Tuesday, August 27, 2019


This is my choice (choices) for Best Picture for the year 1958.  My criteria is that I can only use films that are on the 1001 list. To make it a little easier on myself, I am using the rules of the first Academy Award and name a winner for Best Picture (won by Wings for 1927-1928) and Best and Unique and Artistic Picture (won by Sunrise from 1927-1928). 

This year features the Sight and Sound polls most recent choice for Best Picture of all-time!

And the nominees on the entries from every edition of 1001 Movie You Must See Before You Die for 1958 are...
Man of the West
Touch of Evil
Cairo Station
The Defiant Ones
Ashes and Diamonds
Horror of Dracula
My Uncle
The Music Room
Some Came Running

And the winner for the Best Picture of 1958 is…Vertigo


I remember in the 1980’s The Screening Room in Atlanta showed several re-released Hitchcock movies, The Man Who Knew Too Much, Rear Window, Rope, The Trouble with Harry and Vertigo. I believe I went to see them all at the time. Four of these films star Jimmy Stewart and Vertigo may be the most critically acclaimed of the bunch today. (Though I need to see Rear Window again!).

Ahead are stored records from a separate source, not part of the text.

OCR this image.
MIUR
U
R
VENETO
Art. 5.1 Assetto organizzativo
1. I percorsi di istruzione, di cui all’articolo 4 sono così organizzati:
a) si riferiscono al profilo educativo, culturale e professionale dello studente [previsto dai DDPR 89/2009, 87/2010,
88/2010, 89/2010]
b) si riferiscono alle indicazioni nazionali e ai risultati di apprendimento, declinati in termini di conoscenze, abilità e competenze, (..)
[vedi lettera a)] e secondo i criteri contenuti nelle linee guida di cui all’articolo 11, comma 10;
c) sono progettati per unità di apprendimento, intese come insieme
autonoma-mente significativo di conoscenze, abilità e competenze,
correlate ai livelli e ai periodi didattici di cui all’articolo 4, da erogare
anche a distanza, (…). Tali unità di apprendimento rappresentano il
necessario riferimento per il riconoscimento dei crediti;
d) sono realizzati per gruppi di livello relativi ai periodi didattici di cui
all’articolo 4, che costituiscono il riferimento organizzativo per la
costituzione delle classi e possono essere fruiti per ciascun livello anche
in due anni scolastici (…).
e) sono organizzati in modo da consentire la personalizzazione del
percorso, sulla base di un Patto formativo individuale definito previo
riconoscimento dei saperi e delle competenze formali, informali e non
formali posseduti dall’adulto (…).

Seeing it again now in a restored version it is a meticulously plotted, suspenseful film, built nicely to a dramatic climax. If you think about the plot too much, the setting up of the acrophobic Scottie Ferguson through the death (?) of the woman he loves might be a little far-fetched, but it hardly ruins the movie.

When Scottie finds someone who resembles his lost love, he tries to recreate her to look or be like her. Is he being a bully? Obsessive? Or is it actually his lost love? Scottie’s recreation of Judy is one of the best parts of the film.

William Goldman mentions in one of his books that he finds Vertigo an overrated film, but doesn’t say why. My guess is that he’s not buying into the plot.“1001 Movies” also mentions that the plot contrivances caused the film to not be a critical success at the time of release.

Overall, I got caught up in the film this time as much as I have during previous viewings. Few films show off a city better than this film shows off San Francisco. And few directors utilize music better than Hitchcock (through Bernard Herrmann’s score).

Interesting supporting performance from a young Barbara Bel Geddes as Stewart’s frustrated gal pal Midge. 

Note: The most recent edition of the ten year Sight and Sound poll lists Vertigo as the greatest film of all time, supplanting Citizen Kane in the number one spot for the first time in fifty years, so I'm guessing any Vertigo plot holes didn't bother the Sight and Sound panel.


And the Award for Unique and Artistic Picture of 1958 is...Touch of Evil

Touch of Evil

A Touch of Evil is Orson Welles's later film noir set on the U. S. Mexico boarder. There may be some plot points of this film that are a little sketchy, but the overall impact of the film is so strong and involving, I didn't care. And the long shot opening scene is classic. 

The movie stars Charlton Heston as a Mexican lawman and Janet Leigh as his American wife. But it is Welles himself as Police Captain Hank Quinlan that really steals the show. Quinlan is overweight, drunk, unprincipled and thinks himself above the law when he's on a case. As impressed as we might be with Welles the director, Welles the actor is pretty good too. He's got great roles for his supporting players here too, including: Dennis Weaver, Marlene Dietrich and Akim Tamiroff.